Thank you for that clarification. I am seeking residency and perhaps that is why mine is a slower process.


----------



## xabiaxica (Jun 23, 2009)

mysticsmick said:


> That's my experience too with the Registro Civil in Madrid... and the line for the 25 people who don't have appointments starts filling up at 6AM.
> 
> 
> 
> Thank you for that clarification. I am seeking residency and perhaps that is why mine is a slower process.

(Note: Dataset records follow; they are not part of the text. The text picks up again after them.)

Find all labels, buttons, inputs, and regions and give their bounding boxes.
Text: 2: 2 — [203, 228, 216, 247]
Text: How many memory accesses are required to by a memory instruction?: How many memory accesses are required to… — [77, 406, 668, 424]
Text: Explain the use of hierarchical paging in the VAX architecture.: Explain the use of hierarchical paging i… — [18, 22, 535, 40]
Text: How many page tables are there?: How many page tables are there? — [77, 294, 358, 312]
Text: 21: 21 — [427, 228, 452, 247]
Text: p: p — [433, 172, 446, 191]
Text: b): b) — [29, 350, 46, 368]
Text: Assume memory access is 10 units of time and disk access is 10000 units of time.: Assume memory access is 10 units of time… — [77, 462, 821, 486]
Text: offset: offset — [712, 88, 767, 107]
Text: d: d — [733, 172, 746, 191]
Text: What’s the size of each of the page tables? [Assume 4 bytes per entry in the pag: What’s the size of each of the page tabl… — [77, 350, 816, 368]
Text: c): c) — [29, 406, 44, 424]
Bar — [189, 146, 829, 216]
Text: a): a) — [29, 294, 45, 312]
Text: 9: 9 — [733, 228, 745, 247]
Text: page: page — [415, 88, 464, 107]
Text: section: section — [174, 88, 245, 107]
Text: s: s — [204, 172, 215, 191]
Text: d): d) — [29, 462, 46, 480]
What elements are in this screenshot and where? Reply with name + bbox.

and more so than for an EU citizen - we just have to make sure we have the right paperwork with us & the resident cert is issued then & there - no fingerprints or photos or anything like that


----------



## Pesky Wesky (May 10, 2009)

As far as I know it's appointment only, but you can call the police stations to find out. Here's a list
Pgina oficial de la DGP-Comisara General de Extranjera y Fronteras
or call 010 in Madrid
Ayuntamiento de Madrid - Teléfono 010 Línea Madrid. Información y gestiones


----------



## BMC77 (Aug 15, 2009)

As Pesky said, I'm pretty sure you have to have an appointment. I had a five-week wait for mine, which gave me more than enough time to sort out the required paperwork. 

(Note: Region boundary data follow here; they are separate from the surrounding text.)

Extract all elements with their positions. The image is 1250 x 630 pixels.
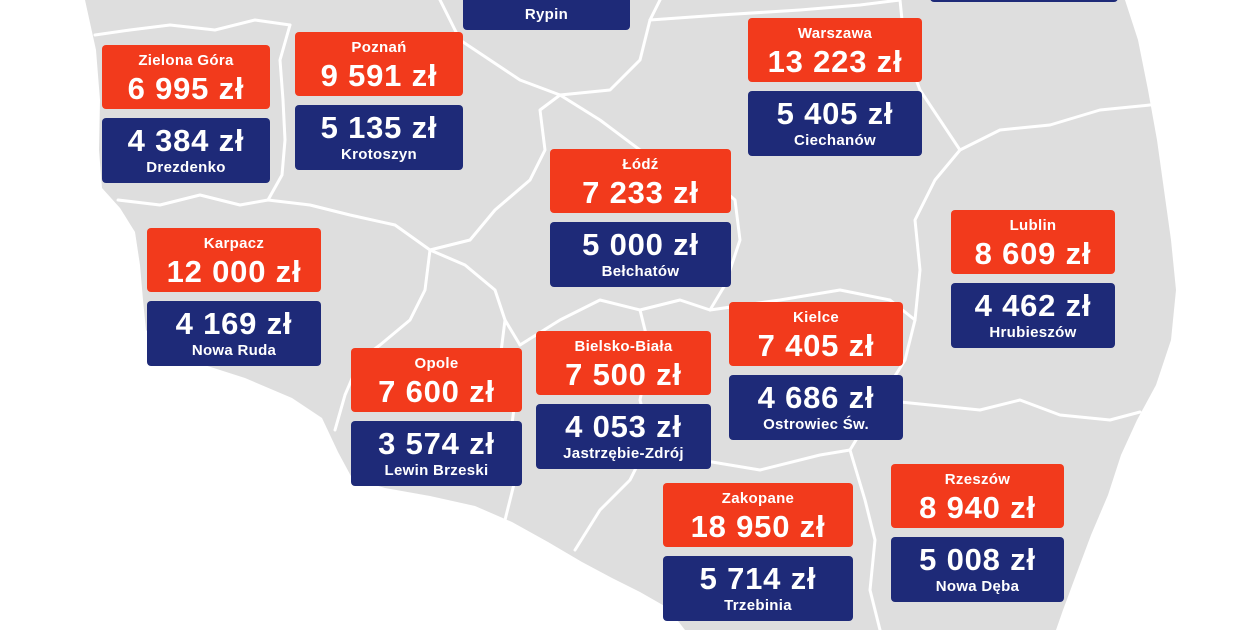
city-name: Rzeszów xyxy=(944,471,1011,488)
label-pair-warszawa: Warszawa 13 223 zł 5 405 zł Ciechanów xyxy=(748,18,922,156)
region-border xyxy=(878,398,1142,422)
price-value: 12 000 zł xyxy=(166,254,302,289)
price-value: 5 008 zł xyxy=(919,542,1036,577)
label-pair-opole: Opole 7 600 zł 3 574 zł Lewin Brzeski xyxy=(351,348,522,486)
city-name: Lublin xyxy=(1009,217,1057,234)
price-value: 5 135 zł xyxy=(320,110,438,145)
navy-label-box: 5 135 zł Krotoszyn xyxy=(295,105,463,170)
navy-label-box: 5 000 zł Bełchatów xyxy=(550,222,731,287)
region-border xyxy=(648,0,902,22)
price-value: 13 223 zł xyxy=(767,44,903,79)
navy-label-box: 5 714 zł Trzebinia xyxy=(663,556,853,621)
region-border xyxy=(848,448,882,630)
city-name: Warszawa xyxy=(797,25,873,42)
red-label-box: Rzeszów 8 940 zł xyxy=(891,464,1064,528)
price-value: 3 574 zł xyxy=(378,426,495,461)
label-pair-poznan: Poznań 9 591 zł 5 135 zł Krotoszyn xyxy=(295,32,463,170)
price-value: 18 950 zł xyxy=(690,509,826,544)
price-value: 6 995 zł xyxy=(127,71,245,106)
red-label-box: Poznań 9 591 zł xyxy=(295,32,463,96)
city-name: Zielona Góra xyxy=(138,52,234,69)
city-name: Łódź xyxy=(622,156,659,173)
region-border xyxy=(428,93,562,252)
city-name: Bełchatów xyxy=(601,263,680,280)
region-border xyxy=(333,248,432,432)
navy-label-box: 3 574 zł Lewin Brzeski xyxy=(351,421,522,486)
city-name: Poznań xyxy=(351,39,407,56)
label-pair-rzeszow: Rzeszów 8 940 zł 5 008 zł Nowa Dęba xyxy=(891,464,1064,602)
region-border xyxy=(93,18,292,37)
price-value: 9 591 zł xyxy=(320,58,438,93)
city-name: Trzebinia xyxy=(724,597,792,614)
label-pair-bielsko-biala: Bielsko-Biała 7 500 zł 4 053 zł Jastrzęb… xyxy=(536,331,711,469)
price-value: 7 600 zł xyxy=(378,374,495,409)
city-name: Ciechanów xyxy=(794,132,876,149)
region-border xyxy=(266,23,292,202)
label-pair-karpacz: Karpacz 12 000 zł 4 169 zł Nowa Ruda xyxy=(147,228,321,366)
red-label-box: Opole 7 600 zł xyxy=(351,348,522,412)
city-name: Krotoszyn xyxy=(340,146,418,163)
navy-label-box: 4 384 zł Drezdenko xyxy=(102,118,270,183)
city-name: Hrubieszów xyxy=(989,324,1077,341)
city-name: Rypin xyxy=(524,6,569,23)
price-value: 4 169 zł xyxy=(175,306,293,341)
label-pair-lodz: Łódź 7 233 zł 5 000 zł Bełchatów xyxy=(550,149,731,287)
region-border xyxy=(428,248,522,347)
price-value: 5 714 zł xyxy=(699,561,817,596)
red-label-box: Kielce 7 405 zł xyxy=(729,302,903,366)
city-name: Bielsko-Biała xyxy=(574,338,673,355)
red-label-box: Zielona Góra 6 995 zł xyxy=(102,45,270,109)
price-value: 4 686 zł xyxy=(757,380,875,415)
navy-label-box: 5 405 zł Ciechanów xyxy=(748,91,922,156)
navy-label-box-partial xyxy=(930,0,1118,2)
red-label-box: Bielsko-Biała 7 500 zł xyxy=(536,331,711,395)
city-name: Zakopane xyxy=(721,490,795,507)
label-pair-lublin: Lublin 8 609 zł 4 462 zł Hrubieszów xyxy=(951,210,1115,348)
price-value: 7 405 zł xyxy=(757,328,875,363)
city-name: Nowa Dęba xyxy=(935,578,1020,595)
city-name: Karpacz xyxy=(203,235,265,252)
red-label-box: Łódź 7 233 zł xyxy=(550,149,731,213)
price-value: 5 000 zł xyxy=(582,227,699,262)
city-name: Opole xyxy=(414,355,459,372)
city-name: Drezdenko xyxy=(146,159,226,176)
price-value: 4 462 zł xyxy=(974,288,1092,323)
price-value: 8 940 zł xyxy=(919,490,1036,525)
city-name: Ostrowiec Św. xyxy=(763,416,869,433)
price-value: 8 609 zł xyxy=(974,236,1092,271)
label-pair-kielce: Kielce 7 405 zł 4 686 zł Ostrowiec Św. xyxy=(729,302,903,440)
city-name: Lewin Brzeski xyxy=(384,462,489,479)
region-border xyxy=(116,193,432,252)
red-label-box: Karpacz 12 000 zł xyxy=(147,228,321,292)
region-border xyxy=(518,298,712,347)
label-pair-zielona-gora: Zielona Góra 6 995 zł 4 384 zł Drezdenko xyxy=(102,45,270,183)
price-value: 7 500 zł xyxy=(565,357,682,392)
city-name: Nowa Ruda xyxy=(191,342,277,359)
navy-label-box: 4 053 zł Jastrzębie-Zdrój xyxy=(536,404,711,469)
region-border xyxy=(438,0,662,97)
price-value: 5 405 zł xyxy=(776,96,894,131)
label-pair-zakopane: Zakopane 18 950 zł 5 714 zł Trzebinia xyxy=(663,483,853,621)
city-name: Kielce xyxy=(793,309,839,326)
navy-label-box: 4 686 zł Ostrowiec Św. xyxy=(729,375,903,440)
red-label-box: Lublin 8 609 zł xyxy=(951,210,1115,274)
navy-label-box: 4 169 zł Nowa Ruda xyxy=(147,301,321,366)
city-name: Jastrzębie-Zdrój xyxy=(563,445,684,462)
price-value: 4 053 zł xyxy=(565,409,682,444)
navy-label-box: 4 462 zł Hrubieszów xyxy=(951,283,1115,348)
price-value: 4 384 zł xyxy=(127,123,245,158)
price-value: 7 233 zł xyxy=(582,175,699,210)
navy-label-box-rypin: Rypin xyxy=(463,0,630,30)
navy-label-box: 5 008 zł Nowa Dęba xyxy=(891,537,1064,602)
red-label-box: Warszawa 13 223 zł xyxy=(748,18,922,82)
red-label-box: Zakopane 18 950 zł xyxy=(663,483,853,547)
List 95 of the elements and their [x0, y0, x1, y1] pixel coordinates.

On the day of the appointment, I was advised to turn up early. Anticipating crowds, I arrived at 08:15 (for a 10:30 appointment) only to find that there were just two other people there and that the building didn't open till 09:00! Oh, and it was cold and wet and windy, but I can't blame the NIE people for that! Once inside, the process itself was pretty painless. I was in and out within ten minutes.


----------



## gus-lopez (Jan 4, 2010)

An NIE number alone has never to my knowledge been done on spot. You always had to wait 2 weeks here. Then again under EU rules if you register as 'resident' on the EU list you have to be given it on the spot , Which means that you'd be getting an NIE number as well.


----------



## snikpoh (Nov 19, 2007)

gus-lopez said:


> An NIE number alone has never to my knowledge been done on spot. You always had to wait 2 weeks here. Then again under EU rules if you register as 'resident' on the EU list you have to be given it on the spot , Which means that you'd be getting an NIE number as well.


We got our NIE straight away but had to wait for our residencia when we applied for it later.


Strange place this Spain


----------